Alliqua BioMedical, Inc. (NASDAQ:ALQA) Files An 8-K Submission of Matters to a Vote of Security Holders
Item 5.07
On March 8, 2019, Alliqua BioMedical, Inc. (the “Company”) held a special meeting of stockholders (the “Special Meeting”). At the Special Meeting, the following three proposals were submitted to a vote of the Company’s stockholders:
(1) | A proposal to approve the Agreement and Plan of Merger and Reorganization, dated as of October 11, 2018 (the “Merger Agreement”), by and between the Company, Embark Merger Sub Inc., and Adynxx, Inc., the Merger, the issuance of the Company’s common stock to the Merger Agreement and the other transactions contemplated by the Merger, as well as the resulting “change of control” of the Company under Nasdaq rules (the “Merger Proposal”). |
(2) | A proposal to approve an amendment to the Company’s amended and restated certificate of incorporation to effect a reverse stock split of the Company’s common stock (the “Reverse Stock Split Proposal”). |
(3) | A proposal to approve an adjournment of the Special Meeting, if necessary, to solicit additional proxies if there are not sufficient votes in favor of any of the foregoing proposals (the “Adjournment Proposal”). |
For more information about the foregoing proposals, see the Company’s definitive proxy statement filed with the Securities and Exchange Commission on January 24, 2019, the relevant portions of which are incorporated herein by reference. The number of votes cast for and against and the number of abstentions with respect to each matter voted upon are set forth below.

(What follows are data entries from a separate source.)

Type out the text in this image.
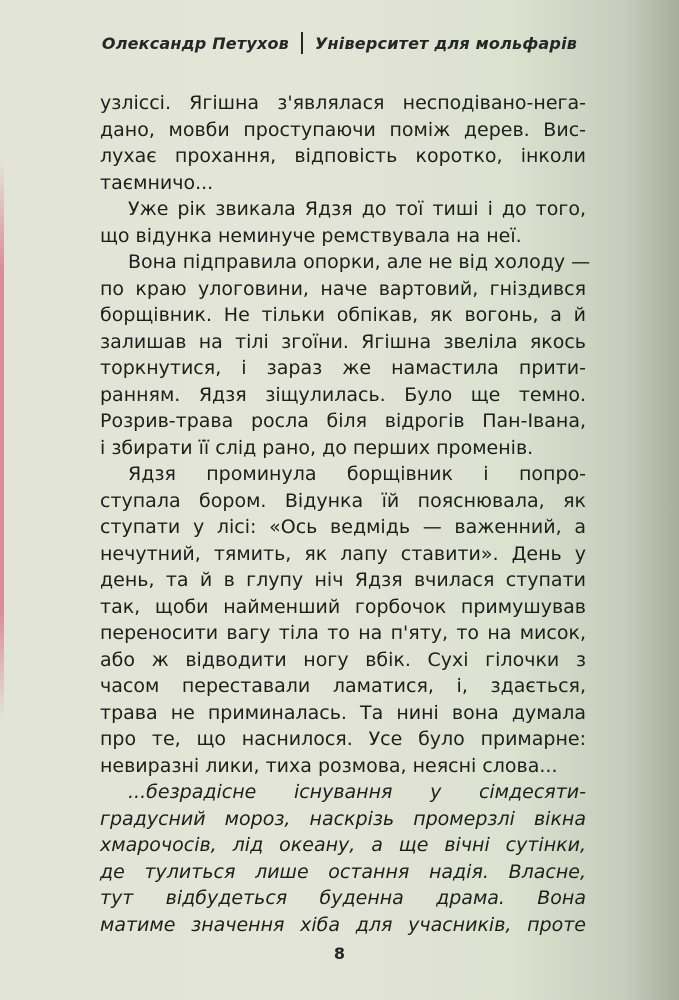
Олександр Петухов Університет для мольфарів
узліссі. Ягішна з'являлася несподівано-нега-
дано, мовби проступаючи поміж дерев. Вис-
лухає прохання, відповість коротко, інколи
таємничо...
Уже рік звикала Ядзя до тої тиші і до того,
що відунка неминуче ремствувала на неї.
Вона підправила опорки, але не від холоду —
по краю улоговини, наче вартовий, гніздився
борщівник. Не тільки обпікав, як вогонь, а й
залишав на тілі згоїни. Ягішна звеліла якось
торкнутися, і зараз же намастила прити-
ранням. Ядзя зіщулилась. Було ще темно.
Розрив-трава росла біля відрогів Пан-Івана,
і збирати її слід рано, до перших променів.
Ядзя проминула борщівник і попро-
ступала бором. Відунка їй пояснювала, як
ступати у лісі: «Ось ведмідь — важенний, а
нечутний, тямить, як лапу ставити». День у
день, та й в глупу ніч Ядзя вчилася ступати
так, щоби найменший горбочок примушував
переносити вагу тіла то на п'яту, то на мисок,
або ж відводити ногу вбік. Сухі гілочки з
часом переставали ламатися, і, здається,
трава не приминалась. Та нині вона думала
про те, що наснилося. Усе було примарне:
невиразні лики, тиха розмова, неясні слова...
...безрадісне існування у сімдесяти-
градусний мороз, наскрізь промерзлі вікна
хмарочосів, лід океану, а ще вічні сутінки,
де тулиться лише остання надія. Власне,
тут відбудеться буденна драма. Вона
матиме значення хіба для учасників, проте
8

(1) | Approval of the Merger Proposal: |
Votes For | Votes Against | Votes Abstaining |
2,872,621 | 39,264 | 5,191 |
(2) | Approval of the Reverse Stock Split Proposal: |
Votes For | Votes Against | Votes Abstaining |
2,780,838 | 129,895 | 6,343 |
(3) | Approval of the Adjournment Proposal: |
Votes For | Votes Against | Votes Abstaining |
2,768,183 | 140,853 | 8,040 |
The results reported above are final voting results. No other matters were considered or voted upon at the meeting.
The approval of the Merger Proposal satisfies one of the final conditions to the closing of the Merger as set forth in the Merger Agreement. The Merger remains subject to the satisfaction of other customary closing conditions.
About Alliqua BioMedical, Inc. (NASDAQ:ALQA)
Alliqua BioMedical, Inc. is a provider of advanced wound care solutions. The Company’s businesses include advanced wound care and contract manufacturing. The Company operates through its subsidiaries, such as AquaMed Technologies, Inc. and Choice Therapeutics, Inc. The Company is engaged in developing a suite of advanced wound care solutions that will enable surgeons, clinicians and wound care practitioners to address the challenges in chronic and acute wounds. The Company utilizes hydrogel technology through which hydrogels are manufactured by introducing a hydrophilic polymer into water to create a feed mix. The Company’s commercial wound care portfolio consists of over four product categories, such as Human Biologics; Antimicrobial Protection; Exudate Management and Contract Manufacturing. Human Biologics include BIOVANCE and Extracellular Matrix (ECM). Under Antimicrobial Protection, the Company offers TheraBond 3D Antimicrobial Barrier Systems and SilverSeal.